A imprensa especializada tomava as rédeas da informação e da pressão, da repressão comunitária. Diziam: arte é ilusão e artifício, de acordo, mas o homem por detrás tem de ser diferente do ator. Para melhor ou para pior: nunca propunham um retrato do ator/homem ou um retrato do homem/ator; nunca procuravam uma identidade entre o ator e o homem, identidade que extravasasse os contornos definidos ou pela chamada vida real ou pela chamada vida artística, configurando finalmente uma pessoa que pudesse ser artificial em toda sua simplicidade. A imprensa agia como se o artifício fosse uma máscara que devia ser assinalada, que precisava ser constantemente descolada do rosto. Tirar a maquiagem do rosto do homem para poder lhe entregar a responsabilidade do cidadão atuante dentro da comunidade. Pôr a maquiagem no rosto do ator para indicar o começo da ilusão, da miragem. Luzes! Câmara! O ator não pode continuar homem. O homem não podia continuar ator fora do estúdio.

 

2.

O superastro é o mesmo na tela e na vida real, no palco e na sala de jantar, na TV e no bar da esquina, no disco e na praia, porque nunca é sincero, sempre representando, sempre deliciosa e naturalmente artificial, sempre espantosamente ator, sempre se escapando das leis de comportamento ditadas para os outros cidadãos (e obedecidas com receio). Porque ele é diferente dos outros é sempre o mesmo. Para indicar que o espaço instaurado pelo superastro é o do mesmo, Caetano Veloso no seu último show está dando uma interpretação bem especial a Partido alto, de Chico Buarque, representando-a no palco como se ele fosse o próprio Chico. Comenta a revista Veja: “Há um grande impacto na versão do samba Partido alto, de Chico Buarque, cantado como se Caetano
estivesse bêbado [...]”.

O superastro vive em toda sua plenitude e contradição comunitária os 365 dias do carnaval e da máscara alheia. Esse é o sonho de Caetano, para ele e para os outros: “em que medida essa explosão [o carnaval] pode se generalizar, pode se estender para o ano inteiro” (Bondinho, nº 34). Ser a fantasia de Carmem Miranda todos os dias e todos os minutos, em todas as ruas e em todos os palcos. Ser 365 dias a festa e o sagrado, interromper de súbito o cotidiano, descerrar as suas mandíbulas de monstro, criando um clima perpétuo de fantasia e de mistério religioso. Fazer do mundo o templo, o “templo do caetanismo” — como gostam de falar os repórteres. Ser a fantasia de Carmem Miranda, com constância e alegria, liberando os sentidos e sentimentos aprisionados pela vida social, pela chamada vida séria, de trabalho e relógio de ponto. Carmem Miranda é a que levava a não seriedade ao extremo do paradoxo (a não seriedade é a seriedade) e ao extremo da realidade ilusória da arte (o real é o artifício), pois ela, nos diz Caetano: “tem o ar mais debochado possível e não há nada de mais profundo e sério, e mais terrível, que a frase que ela tá dizendo” (Bondinho, nº 34).
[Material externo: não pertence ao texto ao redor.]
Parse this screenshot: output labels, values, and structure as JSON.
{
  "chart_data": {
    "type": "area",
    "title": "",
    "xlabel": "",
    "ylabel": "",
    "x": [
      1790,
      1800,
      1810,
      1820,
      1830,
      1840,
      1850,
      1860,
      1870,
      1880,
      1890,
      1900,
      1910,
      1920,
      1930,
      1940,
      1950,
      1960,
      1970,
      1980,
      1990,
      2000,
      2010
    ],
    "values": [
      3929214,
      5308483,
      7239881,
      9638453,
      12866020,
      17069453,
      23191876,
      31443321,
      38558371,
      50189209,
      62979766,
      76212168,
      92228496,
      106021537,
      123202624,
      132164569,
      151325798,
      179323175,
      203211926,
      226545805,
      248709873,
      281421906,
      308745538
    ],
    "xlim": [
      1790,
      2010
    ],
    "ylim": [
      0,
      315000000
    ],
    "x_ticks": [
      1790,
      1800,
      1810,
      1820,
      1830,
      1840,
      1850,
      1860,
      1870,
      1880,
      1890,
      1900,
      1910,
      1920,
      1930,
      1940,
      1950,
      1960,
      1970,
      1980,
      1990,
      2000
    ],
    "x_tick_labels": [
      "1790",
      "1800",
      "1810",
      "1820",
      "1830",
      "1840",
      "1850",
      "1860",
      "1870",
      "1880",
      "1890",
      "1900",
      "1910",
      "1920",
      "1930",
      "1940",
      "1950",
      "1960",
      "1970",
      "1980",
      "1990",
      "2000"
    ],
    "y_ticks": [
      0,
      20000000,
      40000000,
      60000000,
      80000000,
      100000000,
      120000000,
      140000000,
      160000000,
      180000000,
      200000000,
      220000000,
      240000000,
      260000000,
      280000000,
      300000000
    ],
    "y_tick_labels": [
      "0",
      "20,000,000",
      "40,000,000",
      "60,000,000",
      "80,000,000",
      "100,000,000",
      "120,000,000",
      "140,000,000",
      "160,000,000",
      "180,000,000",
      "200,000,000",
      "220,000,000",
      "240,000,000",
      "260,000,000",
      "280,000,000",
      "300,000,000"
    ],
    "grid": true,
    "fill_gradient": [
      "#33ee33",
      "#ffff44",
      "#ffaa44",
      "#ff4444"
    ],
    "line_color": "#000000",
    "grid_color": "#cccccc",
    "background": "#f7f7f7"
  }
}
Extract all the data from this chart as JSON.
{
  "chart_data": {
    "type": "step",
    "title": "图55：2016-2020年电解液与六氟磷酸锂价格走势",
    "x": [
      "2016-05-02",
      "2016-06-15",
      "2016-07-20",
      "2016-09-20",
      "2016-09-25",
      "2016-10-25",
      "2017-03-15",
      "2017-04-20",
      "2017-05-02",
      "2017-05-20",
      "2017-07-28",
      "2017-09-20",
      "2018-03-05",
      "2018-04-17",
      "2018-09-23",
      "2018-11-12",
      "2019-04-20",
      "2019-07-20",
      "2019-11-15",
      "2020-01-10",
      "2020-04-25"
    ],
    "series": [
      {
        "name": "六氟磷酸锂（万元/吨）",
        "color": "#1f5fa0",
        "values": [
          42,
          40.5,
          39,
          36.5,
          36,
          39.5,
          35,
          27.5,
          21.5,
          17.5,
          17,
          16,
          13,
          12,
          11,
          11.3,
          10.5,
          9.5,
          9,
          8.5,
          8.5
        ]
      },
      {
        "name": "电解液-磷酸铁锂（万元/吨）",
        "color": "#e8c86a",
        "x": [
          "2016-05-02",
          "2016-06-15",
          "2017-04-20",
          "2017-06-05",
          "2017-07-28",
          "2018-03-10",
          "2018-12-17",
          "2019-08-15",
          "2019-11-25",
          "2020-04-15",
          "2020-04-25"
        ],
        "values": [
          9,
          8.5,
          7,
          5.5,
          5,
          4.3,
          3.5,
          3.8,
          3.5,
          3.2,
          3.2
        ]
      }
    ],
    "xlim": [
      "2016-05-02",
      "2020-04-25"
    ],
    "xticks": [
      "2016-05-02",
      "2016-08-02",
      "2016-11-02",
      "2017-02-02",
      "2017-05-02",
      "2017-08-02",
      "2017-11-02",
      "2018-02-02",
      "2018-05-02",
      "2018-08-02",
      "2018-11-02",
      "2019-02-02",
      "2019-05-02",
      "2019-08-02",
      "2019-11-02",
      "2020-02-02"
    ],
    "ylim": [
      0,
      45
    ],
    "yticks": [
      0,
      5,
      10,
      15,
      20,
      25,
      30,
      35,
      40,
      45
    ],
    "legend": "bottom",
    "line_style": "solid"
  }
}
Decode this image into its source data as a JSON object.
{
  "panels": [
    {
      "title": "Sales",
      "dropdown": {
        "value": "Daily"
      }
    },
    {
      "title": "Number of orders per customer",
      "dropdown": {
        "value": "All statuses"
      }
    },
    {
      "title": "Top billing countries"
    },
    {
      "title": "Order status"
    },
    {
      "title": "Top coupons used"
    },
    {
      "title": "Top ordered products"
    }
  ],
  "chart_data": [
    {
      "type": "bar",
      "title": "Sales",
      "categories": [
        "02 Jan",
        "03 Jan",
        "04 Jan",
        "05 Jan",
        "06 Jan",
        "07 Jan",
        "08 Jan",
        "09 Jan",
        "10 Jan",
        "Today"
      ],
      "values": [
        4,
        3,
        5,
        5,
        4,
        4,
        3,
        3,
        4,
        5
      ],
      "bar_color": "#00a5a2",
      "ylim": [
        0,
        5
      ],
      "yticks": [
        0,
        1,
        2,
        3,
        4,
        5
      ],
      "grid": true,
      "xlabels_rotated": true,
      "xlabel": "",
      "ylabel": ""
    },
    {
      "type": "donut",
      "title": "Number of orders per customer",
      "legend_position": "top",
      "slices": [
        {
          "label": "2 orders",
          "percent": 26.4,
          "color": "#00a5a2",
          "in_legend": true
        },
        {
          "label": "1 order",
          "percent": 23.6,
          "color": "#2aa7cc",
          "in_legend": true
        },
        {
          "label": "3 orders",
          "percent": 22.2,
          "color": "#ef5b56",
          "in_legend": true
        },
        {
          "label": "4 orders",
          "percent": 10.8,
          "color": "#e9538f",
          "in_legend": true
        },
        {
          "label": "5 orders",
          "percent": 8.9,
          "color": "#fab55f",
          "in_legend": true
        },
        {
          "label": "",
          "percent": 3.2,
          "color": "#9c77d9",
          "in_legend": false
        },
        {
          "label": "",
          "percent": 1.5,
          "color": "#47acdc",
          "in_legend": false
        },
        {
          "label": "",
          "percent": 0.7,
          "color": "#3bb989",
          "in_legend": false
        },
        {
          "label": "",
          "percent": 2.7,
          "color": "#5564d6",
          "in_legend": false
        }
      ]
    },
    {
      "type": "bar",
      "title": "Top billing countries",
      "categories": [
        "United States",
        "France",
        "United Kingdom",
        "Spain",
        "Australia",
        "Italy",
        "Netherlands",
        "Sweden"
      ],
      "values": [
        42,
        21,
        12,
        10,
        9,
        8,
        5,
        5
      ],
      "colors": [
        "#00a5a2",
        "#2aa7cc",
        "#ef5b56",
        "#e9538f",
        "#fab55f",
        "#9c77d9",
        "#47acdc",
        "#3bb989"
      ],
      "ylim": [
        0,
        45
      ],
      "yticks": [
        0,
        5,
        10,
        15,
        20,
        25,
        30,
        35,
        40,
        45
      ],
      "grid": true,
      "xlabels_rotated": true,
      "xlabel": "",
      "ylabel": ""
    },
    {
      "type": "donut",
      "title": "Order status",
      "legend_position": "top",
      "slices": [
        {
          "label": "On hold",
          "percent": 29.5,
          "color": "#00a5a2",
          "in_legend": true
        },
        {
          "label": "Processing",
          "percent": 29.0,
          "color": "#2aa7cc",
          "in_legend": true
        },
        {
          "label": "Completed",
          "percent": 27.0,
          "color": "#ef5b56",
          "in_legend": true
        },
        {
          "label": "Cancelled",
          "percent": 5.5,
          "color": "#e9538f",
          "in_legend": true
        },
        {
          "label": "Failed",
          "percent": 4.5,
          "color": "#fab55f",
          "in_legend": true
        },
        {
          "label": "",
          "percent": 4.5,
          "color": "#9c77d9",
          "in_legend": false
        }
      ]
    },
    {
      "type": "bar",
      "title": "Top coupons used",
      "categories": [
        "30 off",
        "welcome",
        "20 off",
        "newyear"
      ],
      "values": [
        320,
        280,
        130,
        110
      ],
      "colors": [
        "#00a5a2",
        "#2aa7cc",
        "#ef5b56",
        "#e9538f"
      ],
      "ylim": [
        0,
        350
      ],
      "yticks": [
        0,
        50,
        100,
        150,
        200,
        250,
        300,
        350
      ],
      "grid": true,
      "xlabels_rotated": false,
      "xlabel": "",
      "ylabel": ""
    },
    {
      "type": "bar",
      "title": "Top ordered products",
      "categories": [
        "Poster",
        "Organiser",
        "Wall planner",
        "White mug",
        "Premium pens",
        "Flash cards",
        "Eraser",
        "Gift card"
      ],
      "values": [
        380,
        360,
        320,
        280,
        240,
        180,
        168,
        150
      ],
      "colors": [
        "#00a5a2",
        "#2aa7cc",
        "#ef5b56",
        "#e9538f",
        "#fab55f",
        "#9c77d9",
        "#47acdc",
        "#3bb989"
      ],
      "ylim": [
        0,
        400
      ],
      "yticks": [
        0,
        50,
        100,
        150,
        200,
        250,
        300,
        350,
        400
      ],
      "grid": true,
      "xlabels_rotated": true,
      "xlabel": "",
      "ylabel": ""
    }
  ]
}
O público não quis aceitar que terminassem de repente com o jogo da diferença, entre o ator e o homem, entre o sério e o artificial, entre a responsabilidade e a fantasia, entre o farrapo e o humano — e protestou. Protesto que se ecoou pela imprensa. O superastro respondeu com seu jargão: “Sem essa, bicho, a época é a do desbunde”.

 

3.

O desbunde não pode ser definido como se fosse um conceito e muito menos como se tratasse de uma regra de comportamento. É antes um espetáculo em que se irmanam uma atitude artística de vida e uma atitude existencial de arte, confundindo-se. Levar a arte para o palco da vida. Levar a vida para a realidade do palco. Representar no palco a realidade da vida. Representar na vida a realidade do palco. O superastro pode atuar de graça para o público das ruas, pode atuar na rua, para poder se apresentar despojado diante dos espectadores que pagam caro para ver o espetáculo do superastro em boates ou teatros. Ele simplesmente traz para o palco aquela mesma figura artificial e fantasiosa consumida nas diversas aparições públicas e documentadas com carinho pelos fotógrafos. Tanto na rua como no palco o superastro é um elemento catalisador: é ele o significante que indica, dentro do grupo social de que se aproxima, que vai começar o espetáculo, que chegou a hora do carnaval. Como em uma colagem surrealista, ao vê-lo se abrem no peito as cortinas e se acendem os spot-lights. O relacionamento entre as pessoas se desloca do plano da vivência diária e passa a ser pura representação. O superastro é o significante em que os olhares se encontram para a metamorfose carnavalesca. Difícil é definir então o conteúdo deste significante, pois o significado é vário e distinto, polissêmico. Geraldo Mairink, na revista Veja (19-1-72), em uma mesma frase recorre a três definições distintas para Caetano, todas justas e contraditórias, todas condizentes só com o momento e só com ele: “Aplaudido na entrada como um deus, Caetano saiu sob os aplausos que não se dedicam às divindades, mas aos artistas; e, acima de tudo, às pessoas de quem se gosta”.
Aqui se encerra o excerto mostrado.